Running 62: Zibeon Fielding running across the desert.
Virtual reality is gaining an increasing foothold in the Adelaide Film Festival program, with this year’s exciting line-up of works reflecting artists’ and filmmakers’ creative use of the technology to tell a wide range of stories.
“This mainstream wave of VR is new,” says Anton Andreacchio of Adelaide’s Jumpgate Virtual Reality, which sponsors the festival’s VR Lounge.
“It’s not the same as film and it’s been great to see it unfold so much over the last few years.
“Adelaide Film Festival was the first in the country to do VR and to see how ambitious filmmakers are now starting to be with it and how audiences are still connecting with it but also demanding more, too – it’s really spectacular.”
The festival describes virtual reality as “the new frontier of screen storytelling”, and its VR Lounge is this year showing a selection of films ranging from a celebration of Indigenous song and dance (Carriberrie, presented by David Gulpilil), to an animated German horror which blurs the boundaries between cinema and VR gaming (Kobold).
Other virtual reality works include an installation by Molly Reynolds and Rolf de Heer which explores the fragile state of our planet (The Waiting Room), an Israeli story about the dilemma face by a young soldier guarding the border (Borderline), a US virtual reality experience about a UFO abduction (Dinner Party), and local artists Trent Park and Narelle Autio’s backyard-cricket-inspired artwork Summation of Force VR, which premiered at last year’s Adelaide Film Festival.
Francis Williams of the Naygayiw Gigi Dance Troupe in Carriberrie.
Andreacchio says he is excited about all the VR films on the program.
“What’s interesting about virtual reality is that we can take places and situations to people, and while we can do that with 2D cinema and 2D content, there’s an argument to say that we have been somewhat desensitised through the amount of content we consume through Netflix, etc.
“With VR, it really allows you to connect on an experiential level.”
Andreacchio was co-producer on one of this year’s Adelaide Film Festival VR works, Running 62: The Arrival VR, which is directed by Madeleine Parry and complements the Running 62 short documentary about long-distance runner Zibeon Fielding’s attempt to complete an ultra-marathon through the central desert.
“Because this story is so much about the location and place, and Zibeon’s connection with the place as well, VR was kind of a natural evolution of it – a chance to do something that complements the documentary,” Andreacchio says.

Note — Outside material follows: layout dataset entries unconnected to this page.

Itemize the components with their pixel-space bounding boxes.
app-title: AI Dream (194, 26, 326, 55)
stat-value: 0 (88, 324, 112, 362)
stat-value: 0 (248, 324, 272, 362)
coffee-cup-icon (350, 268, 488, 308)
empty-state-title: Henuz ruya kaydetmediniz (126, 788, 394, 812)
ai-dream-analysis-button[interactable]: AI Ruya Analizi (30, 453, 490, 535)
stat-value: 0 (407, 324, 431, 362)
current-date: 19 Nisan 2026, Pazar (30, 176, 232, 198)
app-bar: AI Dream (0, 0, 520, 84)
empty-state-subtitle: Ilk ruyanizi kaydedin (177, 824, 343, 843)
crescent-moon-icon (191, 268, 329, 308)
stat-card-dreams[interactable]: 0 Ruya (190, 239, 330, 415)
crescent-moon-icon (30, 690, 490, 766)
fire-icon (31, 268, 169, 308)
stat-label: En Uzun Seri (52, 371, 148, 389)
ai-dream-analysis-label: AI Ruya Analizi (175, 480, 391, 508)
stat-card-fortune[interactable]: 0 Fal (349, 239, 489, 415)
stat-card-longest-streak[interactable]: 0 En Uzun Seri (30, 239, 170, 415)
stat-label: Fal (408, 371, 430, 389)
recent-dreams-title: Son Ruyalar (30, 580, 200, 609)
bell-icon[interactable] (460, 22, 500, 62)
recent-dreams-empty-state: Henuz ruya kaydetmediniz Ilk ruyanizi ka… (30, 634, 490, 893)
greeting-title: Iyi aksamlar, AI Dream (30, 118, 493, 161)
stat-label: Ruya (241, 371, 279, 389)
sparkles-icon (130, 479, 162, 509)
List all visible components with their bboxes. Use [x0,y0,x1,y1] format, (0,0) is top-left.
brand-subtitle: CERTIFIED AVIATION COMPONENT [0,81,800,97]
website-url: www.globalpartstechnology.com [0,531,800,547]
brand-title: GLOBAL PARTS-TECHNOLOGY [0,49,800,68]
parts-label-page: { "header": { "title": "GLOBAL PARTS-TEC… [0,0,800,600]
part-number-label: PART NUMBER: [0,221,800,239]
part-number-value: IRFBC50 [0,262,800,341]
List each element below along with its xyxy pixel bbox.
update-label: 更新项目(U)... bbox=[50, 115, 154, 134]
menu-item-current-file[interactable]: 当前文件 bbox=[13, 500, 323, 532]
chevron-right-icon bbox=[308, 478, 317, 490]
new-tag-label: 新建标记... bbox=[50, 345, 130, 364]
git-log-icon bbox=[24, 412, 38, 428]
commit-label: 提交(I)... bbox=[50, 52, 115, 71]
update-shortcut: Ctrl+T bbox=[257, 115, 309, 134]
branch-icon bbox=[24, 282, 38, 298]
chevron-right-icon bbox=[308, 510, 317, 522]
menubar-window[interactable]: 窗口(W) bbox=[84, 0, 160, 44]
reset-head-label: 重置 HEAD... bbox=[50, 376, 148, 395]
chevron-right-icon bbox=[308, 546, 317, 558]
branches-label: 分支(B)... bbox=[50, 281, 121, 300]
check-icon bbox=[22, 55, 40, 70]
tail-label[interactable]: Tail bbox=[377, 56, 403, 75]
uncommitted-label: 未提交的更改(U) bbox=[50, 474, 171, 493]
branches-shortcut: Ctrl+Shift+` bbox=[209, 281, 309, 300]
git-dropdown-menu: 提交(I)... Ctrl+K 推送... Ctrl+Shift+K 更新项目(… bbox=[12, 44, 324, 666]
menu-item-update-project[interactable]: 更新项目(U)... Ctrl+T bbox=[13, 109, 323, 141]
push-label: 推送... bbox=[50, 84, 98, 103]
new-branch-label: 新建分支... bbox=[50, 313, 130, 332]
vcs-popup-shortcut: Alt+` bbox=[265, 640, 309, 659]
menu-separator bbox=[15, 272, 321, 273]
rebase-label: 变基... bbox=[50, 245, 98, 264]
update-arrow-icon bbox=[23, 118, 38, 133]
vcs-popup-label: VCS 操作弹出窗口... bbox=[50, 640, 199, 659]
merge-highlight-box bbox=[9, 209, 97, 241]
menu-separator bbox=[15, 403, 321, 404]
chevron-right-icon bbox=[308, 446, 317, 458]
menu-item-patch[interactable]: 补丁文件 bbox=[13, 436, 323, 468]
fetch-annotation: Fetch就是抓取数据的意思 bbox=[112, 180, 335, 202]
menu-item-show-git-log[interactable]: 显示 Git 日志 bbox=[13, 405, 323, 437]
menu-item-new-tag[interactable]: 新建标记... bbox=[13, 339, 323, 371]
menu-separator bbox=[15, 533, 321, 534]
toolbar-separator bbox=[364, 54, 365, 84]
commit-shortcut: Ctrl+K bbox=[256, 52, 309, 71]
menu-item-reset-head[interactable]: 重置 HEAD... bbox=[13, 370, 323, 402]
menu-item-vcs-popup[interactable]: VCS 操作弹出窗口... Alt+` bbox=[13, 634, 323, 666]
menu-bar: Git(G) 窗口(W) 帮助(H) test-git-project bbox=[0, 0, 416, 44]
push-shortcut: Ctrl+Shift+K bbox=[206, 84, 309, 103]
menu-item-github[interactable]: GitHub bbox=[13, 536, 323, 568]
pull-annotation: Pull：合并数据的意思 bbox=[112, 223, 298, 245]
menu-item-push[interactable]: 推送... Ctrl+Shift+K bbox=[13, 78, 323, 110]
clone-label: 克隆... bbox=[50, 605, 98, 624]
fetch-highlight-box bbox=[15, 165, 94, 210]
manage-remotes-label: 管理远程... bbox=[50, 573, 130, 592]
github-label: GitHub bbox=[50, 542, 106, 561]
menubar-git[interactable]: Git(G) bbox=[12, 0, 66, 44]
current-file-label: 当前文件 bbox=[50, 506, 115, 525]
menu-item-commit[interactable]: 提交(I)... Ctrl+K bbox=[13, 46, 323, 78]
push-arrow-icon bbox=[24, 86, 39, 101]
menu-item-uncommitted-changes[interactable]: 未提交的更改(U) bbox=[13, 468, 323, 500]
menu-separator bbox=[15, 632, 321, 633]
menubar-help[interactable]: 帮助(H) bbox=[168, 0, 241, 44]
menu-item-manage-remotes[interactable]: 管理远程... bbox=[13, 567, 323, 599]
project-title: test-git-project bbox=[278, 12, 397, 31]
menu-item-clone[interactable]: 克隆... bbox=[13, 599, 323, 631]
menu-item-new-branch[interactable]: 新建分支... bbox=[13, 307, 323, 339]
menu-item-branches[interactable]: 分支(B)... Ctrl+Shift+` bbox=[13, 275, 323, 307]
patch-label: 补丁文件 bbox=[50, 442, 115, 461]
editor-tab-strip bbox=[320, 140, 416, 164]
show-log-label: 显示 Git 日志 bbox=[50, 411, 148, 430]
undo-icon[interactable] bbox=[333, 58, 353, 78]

“The documentary tells the story extremely well, but the VR is an accompaniment which allows you to go out to APY Lands and experience what it’s like to be alongside him.”
At times, viewers will feel like they are running with Fielding; the VR film – which features a score by Electric Fields – also takes you into his community.
“It’s a stand-alone work that tells the story of his journey all the way from its conception through to the run.
“VR is not just about putting on a headset and going to a place; it’s about the action associated with the place, and that is integrated in this story.
“It’s an incredible world you’re transported to.”
Taiwanese VR comedy work Your Spiritual Temple Sucks, showing at the Adelaide Film Festival.
Andreacchio says one of the major changes that has occurred with virtual reality in the past three years is that it’s no longer viewed as a gimmick. While people might once have watched something just because it was VR, now they are more interested in the specific experience if offers.
This demand is being met by higher-quality content from an industry that has also matured, and there have been significant advances on the production side of things – for example, in terms of editing software and specialised camera equipment.
“When I started, it really was the wild west of formats and cameras and pipelines and things like that,” Andreacchio says.
“When we first started, we were strapping GoPros together. That was the only way to do it without spending six figures on a camera which really was just the same thing in a box.”
As for what’s next, there is already plenty of buzz around new technologies such as AR (augmented reality) and MR (mixed reality), as well as free-room VR.
Exciting new announcements are expected in the coming months from a number of companies, but whether the new tech will find the same market as virtual reality remains to be seen.
“What we do know is that a lot more artists are working in this space,” Andreacchio says. “The work’s getting a lot more ambitious.”